Rio Police Fire Tear Gas at Protest over Boy's Death
Brazilian police fired tear gas Friday to break up a protest in a Rio de Janeiro slum that erupted after a 10-year-old boy was killed in what officers called a shootout with drug traffickers.
Some 300 residents of the Complexo do Alemao, a sprawling group of shantytowns notorious for violence, blocked an access road to the area after the boy, Eduardo Jesus Ferreira, was killed by a gunshot -- the fourth person killed there in just over 24 hours.
"The police do nothing but kill our neighbors!" shouted some protesters, while others chanted slogans against the Police Pacification Unit (UPP) that has occupied the favela, or slum, since it was sent in to wrest control from drug gangs in 2010.
Witnesses said the march was proceeding peacefully when police fired tear gas without provocation.

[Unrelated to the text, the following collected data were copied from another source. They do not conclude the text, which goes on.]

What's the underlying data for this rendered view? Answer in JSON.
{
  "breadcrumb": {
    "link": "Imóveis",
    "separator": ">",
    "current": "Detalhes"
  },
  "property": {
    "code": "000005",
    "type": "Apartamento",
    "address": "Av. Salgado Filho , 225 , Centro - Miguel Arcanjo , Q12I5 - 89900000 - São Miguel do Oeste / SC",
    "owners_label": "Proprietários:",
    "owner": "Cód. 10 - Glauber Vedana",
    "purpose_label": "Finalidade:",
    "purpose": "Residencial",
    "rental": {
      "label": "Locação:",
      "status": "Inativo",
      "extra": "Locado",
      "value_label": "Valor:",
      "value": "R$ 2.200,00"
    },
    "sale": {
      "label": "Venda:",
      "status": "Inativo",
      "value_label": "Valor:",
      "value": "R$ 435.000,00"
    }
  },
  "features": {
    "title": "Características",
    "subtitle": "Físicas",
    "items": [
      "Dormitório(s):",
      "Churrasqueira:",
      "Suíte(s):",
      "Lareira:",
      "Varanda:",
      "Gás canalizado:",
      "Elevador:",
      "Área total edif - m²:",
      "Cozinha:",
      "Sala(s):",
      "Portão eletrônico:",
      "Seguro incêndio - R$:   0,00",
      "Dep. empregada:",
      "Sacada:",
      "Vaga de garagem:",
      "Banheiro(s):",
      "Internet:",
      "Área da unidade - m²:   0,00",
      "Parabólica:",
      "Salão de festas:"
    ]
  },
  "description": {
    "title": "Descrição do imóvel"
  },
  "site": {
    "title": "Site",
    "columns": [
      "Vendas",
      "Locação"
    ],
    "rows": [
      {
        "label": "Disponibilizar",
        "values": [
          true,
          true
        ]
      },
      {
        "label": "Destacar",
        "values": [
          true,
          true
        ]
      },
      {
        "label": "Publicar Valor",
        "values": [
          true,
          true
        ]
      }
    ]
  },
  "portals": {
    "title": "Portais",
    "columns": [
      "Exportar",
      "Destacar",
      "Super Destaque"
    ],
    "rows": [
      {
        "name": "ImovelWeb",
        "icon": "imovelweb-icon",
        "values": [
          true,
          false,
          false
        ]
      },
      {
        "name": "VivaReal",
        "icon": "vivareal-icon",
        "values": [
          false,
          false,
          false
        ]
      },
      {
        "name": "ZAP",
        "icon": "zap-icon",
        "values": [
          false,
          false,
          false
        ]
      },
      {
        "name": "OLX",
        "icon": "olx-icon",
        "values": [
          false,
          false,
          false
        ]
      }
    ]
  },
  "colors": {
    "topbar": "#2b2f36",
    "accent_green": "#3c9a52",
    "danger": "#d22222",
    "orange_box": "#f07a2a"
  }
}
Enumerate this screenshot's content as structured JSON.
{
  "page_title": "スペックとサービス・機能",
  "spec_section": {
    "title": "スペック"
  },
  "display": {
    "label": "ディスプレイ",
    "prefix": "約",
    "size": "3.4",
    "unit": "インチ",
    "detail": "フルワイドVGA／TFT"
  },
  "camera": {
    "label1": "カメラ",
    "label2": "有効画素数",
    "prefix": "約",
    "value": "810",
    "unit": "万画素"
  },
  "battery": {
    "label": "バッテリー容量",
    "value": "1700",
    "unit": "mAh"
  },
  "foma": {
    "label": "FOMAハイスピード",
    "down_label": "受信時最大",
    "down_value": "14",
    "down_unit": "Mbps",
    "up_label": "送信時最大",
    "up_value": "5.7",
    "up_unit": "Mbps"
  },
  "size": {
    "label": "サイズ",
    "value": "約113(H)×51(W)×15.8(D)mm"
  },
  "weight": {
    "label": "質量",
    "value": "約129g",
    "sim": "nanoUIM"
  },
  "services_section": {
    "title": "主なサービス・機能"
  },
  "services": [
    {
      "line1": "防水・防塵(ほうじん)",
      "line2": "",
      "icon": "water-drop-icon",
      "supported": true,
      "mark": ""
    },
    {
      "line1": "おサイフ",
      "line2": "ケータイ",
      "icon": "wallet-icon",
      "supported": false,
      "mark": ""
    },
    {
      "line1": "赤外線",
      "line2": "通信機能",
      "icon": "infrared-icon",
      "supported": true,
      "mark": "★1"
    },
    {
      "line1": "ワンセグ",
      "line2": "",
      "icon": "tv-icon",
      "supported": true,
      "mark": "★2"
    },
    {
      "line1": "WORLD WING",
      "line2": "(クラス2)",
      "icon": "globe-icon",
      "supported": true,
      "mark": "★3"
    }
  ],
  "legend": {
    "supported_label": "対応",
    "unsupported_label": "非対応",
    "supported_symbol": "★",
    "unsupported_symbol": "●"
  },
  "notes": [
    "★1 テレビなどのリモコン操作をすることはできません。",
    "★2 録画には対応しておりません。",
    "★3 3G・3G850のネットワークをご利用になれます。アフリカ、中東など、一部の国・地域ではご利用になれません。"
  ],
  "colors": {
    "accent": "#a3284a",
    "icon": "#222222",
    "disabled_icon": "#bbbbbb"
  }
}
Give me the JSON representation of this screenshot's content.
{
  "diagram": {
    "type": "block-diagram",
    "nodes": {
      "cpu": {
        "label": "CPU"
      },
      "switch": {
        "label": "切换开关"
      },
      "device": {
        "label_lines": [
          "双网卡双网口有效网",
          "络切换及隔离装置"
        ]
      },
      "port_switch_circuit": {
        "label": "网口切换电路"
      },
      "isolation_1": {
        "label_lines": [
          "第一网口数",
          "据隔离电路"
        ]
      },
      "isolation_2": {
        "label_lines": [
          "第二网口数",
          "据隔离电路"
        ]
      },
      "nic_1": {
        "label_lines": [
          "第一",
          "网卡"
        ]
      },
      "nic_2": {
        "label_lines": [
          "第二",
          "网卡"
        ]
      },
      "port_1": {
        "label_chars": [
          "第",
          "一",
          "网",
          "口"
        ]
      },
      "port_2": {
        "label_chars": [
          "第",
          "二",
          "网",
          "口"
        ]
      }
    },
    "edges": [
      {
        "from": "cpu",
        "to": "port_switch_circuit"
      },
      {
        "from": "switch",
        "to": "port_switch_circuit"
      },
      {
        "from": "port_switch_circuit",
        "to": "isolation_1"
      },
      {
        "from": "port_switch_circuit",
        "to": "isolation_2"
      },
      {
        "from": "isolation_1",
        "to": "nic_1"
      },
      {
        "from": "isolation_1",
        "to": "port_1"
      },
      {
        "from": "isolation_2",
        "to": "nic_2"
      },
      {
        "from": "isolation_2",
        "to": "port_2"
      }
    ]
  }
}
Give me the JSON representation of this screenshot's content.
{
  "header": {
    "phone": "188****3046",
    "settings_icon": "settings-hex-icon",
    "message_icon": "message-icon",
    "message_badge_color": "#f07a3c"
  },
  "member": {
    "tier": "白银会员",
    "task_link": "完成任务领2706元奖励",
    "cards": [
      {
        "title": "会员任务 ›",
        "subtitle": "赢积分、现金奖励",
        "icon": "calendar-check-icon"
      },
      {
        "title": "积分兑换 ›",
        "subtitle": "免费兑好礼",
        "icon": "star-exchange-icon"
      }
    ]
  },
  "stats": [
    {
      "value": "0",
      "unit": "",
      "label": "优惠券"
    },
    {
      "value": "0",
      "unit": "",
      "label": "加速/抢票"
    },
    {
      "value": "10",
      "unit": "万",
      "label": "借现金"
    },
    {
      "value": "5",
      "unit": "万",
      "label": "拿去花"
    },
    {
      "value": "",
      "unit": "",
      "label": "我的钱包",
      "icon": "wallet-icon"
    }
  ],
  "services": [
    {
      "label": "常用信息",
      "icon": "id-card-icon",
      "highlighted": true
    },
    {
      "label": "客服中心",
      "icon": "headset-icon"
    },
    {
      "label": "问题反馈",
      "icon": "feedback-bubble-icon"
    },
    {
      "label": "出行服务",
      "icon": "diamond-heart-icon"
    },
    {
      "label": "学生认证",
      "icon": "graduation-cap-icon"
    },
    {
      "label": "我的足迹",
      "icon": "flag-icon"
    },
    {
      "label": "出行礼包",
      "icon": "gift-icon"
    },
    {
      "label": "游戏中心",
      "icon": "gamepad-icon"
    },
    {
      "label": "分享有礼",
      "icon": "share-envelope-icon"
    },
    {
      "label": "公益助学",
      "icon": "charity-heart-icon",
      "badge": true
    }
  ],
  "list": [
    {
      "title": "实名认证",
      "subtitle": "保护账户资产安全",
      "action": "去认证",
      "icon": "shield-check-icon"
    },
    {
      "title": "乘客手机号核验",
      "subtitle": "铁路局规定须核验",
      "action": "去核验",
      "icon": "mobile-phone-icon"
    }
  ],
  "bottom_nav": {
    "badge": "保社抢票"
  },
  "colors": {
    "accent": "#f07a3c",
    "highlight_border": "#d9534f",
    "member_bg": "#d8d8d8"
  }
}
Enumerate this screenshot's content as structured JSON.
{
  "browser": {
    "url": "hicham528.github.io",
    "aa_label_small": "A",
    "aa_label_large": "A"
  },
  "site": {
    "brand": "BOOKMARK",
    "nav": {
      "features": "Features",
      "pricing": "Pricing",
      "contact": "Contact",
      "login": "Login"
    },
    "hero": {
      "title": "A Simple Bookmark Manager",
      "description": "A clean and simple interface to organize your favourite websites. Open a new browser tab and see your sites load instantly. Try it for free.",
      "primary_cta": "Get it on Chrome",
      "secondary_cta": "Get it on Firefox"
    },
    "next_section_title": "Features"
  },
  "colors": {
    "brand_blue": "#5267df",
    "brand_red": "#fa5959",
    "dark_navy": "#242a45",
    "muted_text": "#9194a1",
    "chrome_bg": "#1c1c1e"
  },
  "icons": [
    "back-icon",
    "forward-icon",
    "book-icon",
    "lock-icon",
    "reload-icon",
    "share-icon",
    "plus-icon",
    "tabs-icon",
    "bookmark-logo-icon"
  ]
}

The protesters responded by throwing stones. One police officer was injured.
"We were forced to use non-lethal weapons to contain the protesters," police told AFP, without specifying what led to the decision.
Police say Ferreira was shot Thursday night when they came under fire from a group of "criminals" in Areal, one of the slums that make up the complex of 70,000 people.
But his parents, Terezinha Maria de Jesus and Eduardo Ferreira, rejected that account.
"There was no shootout. The only shot heard was the one that killed my son. I ran out of the house and recognized an officer from the SWAT team near Eduardo, who was lying on the ground. When I got close, he told me he would kill me too," the boy's mother told newspaper Globo.
She said her son was not involved in the drug trade.
The officers involved have been taken off the street pending an investigation, which will include ballistics tests.
President Dilma Rousseff expressed her "solidarity" with the boy's parents and said: "The circumstances of this death must be clarified and those responsible tried and punished."
On Wednesday, a woman in the same area was killed by a stray bullet from a shootout between police and drug traffickers.
Her daughter was also wounded.
Two other residents were killed in unexplained circumstances.
Shootouts have been on the rise in the past three months in the complex, once touted as an example of the "pacification" program's success.
In all, 38 police units have been sent into 174 impoverished, crime-wracked neighborhoods around Rio, which will host the Olympics next year.